Mas se a produção acertou em cheio na composição de cenários e cenas, a história acaba não sendo tão intensa ou bem construída como deveria. A sensação que se tem é que assistimos um remake em forma de resumo da trilogia original. Toda a história desenvolvida neste universo parte, desde o princípio, da unidade familiar construída (ou destruída) por Anakin Skywalker e da relação antagônica e patricida de Luke com Vader, e é claro que neste filme a abordagem partiria do mesmo ponto, mas seu desenvolvimento acaba se tornando uma repetição do mesmo tema com personagens diferentes. É até interessante a forma como indiretamente inserem a situação de que os herdeiros reproduzem os erros de seus antepassados, mas trazer à tona uma situação parecida novamente tem apenas a intenção reciclar uma mesma história para que a geração atual possa acompanhar facilmente, enquanto os demais não terão a verdadeira impressão de que três décadas se passaram e muita coisa mudou desde então.

Aquele misto de ação e alívio cômico da trilogia original também está longe de ser resgatado aqui, com excessão de um ou outro personagem que acaba fazendo alguma diferença, como o jeito canastrão de Hans Solo (Harrison Ford) e a literalidade de Chewbacca, sem dúvida a dupla é a única coisa que realmente dá uma elevada no tradicional humor da série. Tem também a expressividade de BB-8 que, por sinal, muito parecida com a de Wall-E. Mas a tentativa de fazer de Finn (John Boyega) um personagem cômico, talvez uma reprise de Lando, é decepcionante, sua histeria, excesso de piadinhas prontas e um falso heroísmo pra impressionar a garota deixam ele mais próximo da chatice de Jar Jar Binks do que qualquer outra coisa. Uma pena.
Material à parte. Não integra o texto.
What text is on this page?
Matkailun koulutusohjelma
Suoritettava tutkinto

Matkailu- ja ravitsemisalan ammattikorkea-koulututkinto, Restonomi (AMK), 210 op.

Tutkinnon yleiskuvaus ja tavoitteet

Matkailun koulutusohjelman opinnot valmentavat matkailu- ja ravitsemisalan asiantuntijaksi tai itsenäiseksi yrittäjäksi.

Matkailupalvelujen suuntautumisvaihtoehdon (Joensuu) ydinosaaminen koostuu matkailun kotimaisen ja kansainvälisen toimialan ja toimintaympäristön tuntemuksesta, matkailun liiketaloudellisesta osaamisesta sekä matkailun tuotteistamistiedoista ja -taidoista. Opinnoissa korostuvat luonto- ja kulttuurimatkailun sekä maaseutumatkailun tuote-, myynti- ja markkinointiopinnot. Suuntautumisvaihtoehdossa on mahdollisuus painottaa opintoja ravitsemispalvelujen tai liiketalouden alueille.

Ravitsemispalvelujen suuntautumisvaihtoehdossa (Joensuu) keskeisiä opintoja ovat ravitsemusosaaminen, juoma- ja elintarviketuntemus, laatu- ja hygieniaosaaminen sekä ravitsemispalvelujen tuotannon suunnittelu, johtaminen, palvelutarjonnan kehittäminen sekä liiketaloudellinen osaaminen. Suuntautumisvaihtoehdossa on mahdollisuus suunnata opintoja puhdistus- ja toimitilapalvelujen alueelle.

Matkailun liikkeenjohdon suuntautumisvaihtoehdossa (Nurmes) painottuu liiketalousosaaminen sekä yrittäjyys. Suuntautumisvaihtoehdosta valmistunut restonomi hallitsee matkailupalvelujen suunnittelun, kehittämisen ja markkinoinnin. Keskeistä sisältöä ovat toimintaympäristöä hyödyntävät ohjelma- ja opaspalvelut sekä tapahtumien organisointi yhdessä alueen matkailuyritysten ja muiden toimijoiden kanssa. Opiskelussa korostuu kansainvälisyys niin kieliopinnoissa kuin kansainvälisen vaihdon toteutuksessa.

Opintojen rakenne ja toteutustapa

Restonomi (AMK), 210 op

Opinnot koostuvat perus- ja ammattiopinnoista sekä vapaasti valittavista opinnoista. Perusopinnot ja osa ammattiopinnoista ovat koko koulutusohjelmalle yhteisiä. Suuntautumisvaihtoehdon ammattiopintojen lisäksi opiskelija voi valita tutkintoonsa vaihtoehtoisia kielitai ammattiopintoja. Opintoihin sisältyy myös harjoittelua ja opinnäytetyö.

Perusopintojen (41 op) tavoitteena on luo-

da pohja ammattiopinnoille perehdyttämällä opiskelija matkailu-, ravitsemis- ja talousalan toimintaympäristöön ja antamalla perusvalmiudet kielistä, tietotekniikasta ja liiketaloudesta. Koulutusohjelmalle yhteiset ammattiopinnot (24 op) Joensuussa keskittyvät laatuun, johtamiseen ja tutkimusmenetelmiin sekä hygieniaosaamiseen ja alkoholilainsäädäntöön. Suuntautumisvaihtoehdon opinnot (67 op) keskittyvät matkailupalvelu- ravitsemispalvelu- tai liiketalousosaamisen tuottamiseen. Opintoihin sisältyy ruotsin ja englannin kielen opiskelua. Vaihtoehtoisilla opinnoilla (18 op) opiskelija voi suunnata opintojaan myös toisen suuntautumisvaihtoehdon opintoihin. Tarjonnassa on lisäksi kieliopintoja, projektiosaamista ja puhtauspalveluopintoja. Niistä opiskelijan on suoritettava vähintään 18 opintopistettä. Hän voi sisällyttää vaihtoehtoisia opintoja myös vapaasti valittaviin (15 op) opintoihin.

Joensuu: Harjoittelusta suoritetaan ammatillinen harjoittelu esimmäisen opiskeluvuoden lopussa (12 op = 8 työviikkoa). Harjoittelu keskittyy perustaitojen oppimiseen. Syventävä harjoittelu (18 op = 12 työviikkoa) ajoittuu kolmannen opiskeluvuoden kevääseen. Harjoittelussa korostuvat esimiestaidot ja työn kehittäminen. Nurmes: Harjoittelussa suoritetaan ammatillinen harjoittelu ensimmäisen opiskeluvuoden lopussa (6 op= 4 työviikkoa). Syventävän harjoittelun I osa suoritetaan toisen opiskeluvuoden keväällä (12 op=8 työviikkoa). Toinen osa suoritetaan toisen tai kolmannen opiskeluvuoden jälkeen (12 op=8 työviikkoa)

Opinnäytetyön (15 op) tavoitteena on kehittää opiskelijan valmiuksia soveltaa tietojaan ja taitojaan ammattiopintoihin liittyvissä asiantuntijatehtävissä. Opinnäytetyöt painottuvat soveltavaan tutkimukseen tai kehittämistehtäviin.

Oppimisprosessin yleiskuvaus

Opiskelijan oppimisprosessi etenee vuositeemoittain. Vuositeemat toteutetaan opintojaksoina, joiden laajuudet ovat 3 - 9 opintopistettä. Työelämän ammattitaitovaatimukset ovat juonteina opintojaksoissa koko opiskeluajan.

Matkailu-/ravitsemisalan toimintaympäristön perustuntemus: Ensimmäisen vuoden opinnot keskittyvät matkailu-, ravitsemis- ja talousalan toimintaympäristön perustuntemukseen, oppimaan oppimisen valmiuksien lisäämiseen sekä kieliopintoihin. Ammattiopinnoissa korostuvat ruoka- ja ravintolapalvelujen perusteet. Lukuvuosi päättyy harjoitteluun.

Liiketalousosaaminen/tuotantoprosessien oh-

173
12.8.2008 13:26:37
Diálogos também não ajudam, a maioria são frases óbvias ou sem qualquer conteúdo para preencher vácuo em cena e justificar a presença do ator, não há um diálogo que realmente seja consistente, nem mesmo entre Hans e Kylo (Adam Driver), o momento ápice do filme. O diálogo entre Leia (Carrie Fisher) e Hans também chega a ser desconfortável. Quando os dois aparecem em cena pela primeira vez é emocionante pois é automática a lembrança que temos de dois personagens que fizeram parte de uma épica batalha espacial enquanto desenvolviam uma calorosa relação em meio a flertes e alfinetadas, mas o que vemos é simplesmente um bate-papo de dois sexagenários que nem parecem se conhecer mais. O absurdo desses diálogos chega ao cúmulo de uma nave ser atingida por um míssil em meio a um ataque, e logo em seguida um dos pilotos diz ao outro "CUIDADO COM OS ANTIAÉREOS". Bom... é óbvio, não é? Qualquer piloto de um caça deve ter cuidado com antiaéreos, principalmente em meio a uma guerra. Mas isso na verdade se chama EXTENSÃO DE PIADA.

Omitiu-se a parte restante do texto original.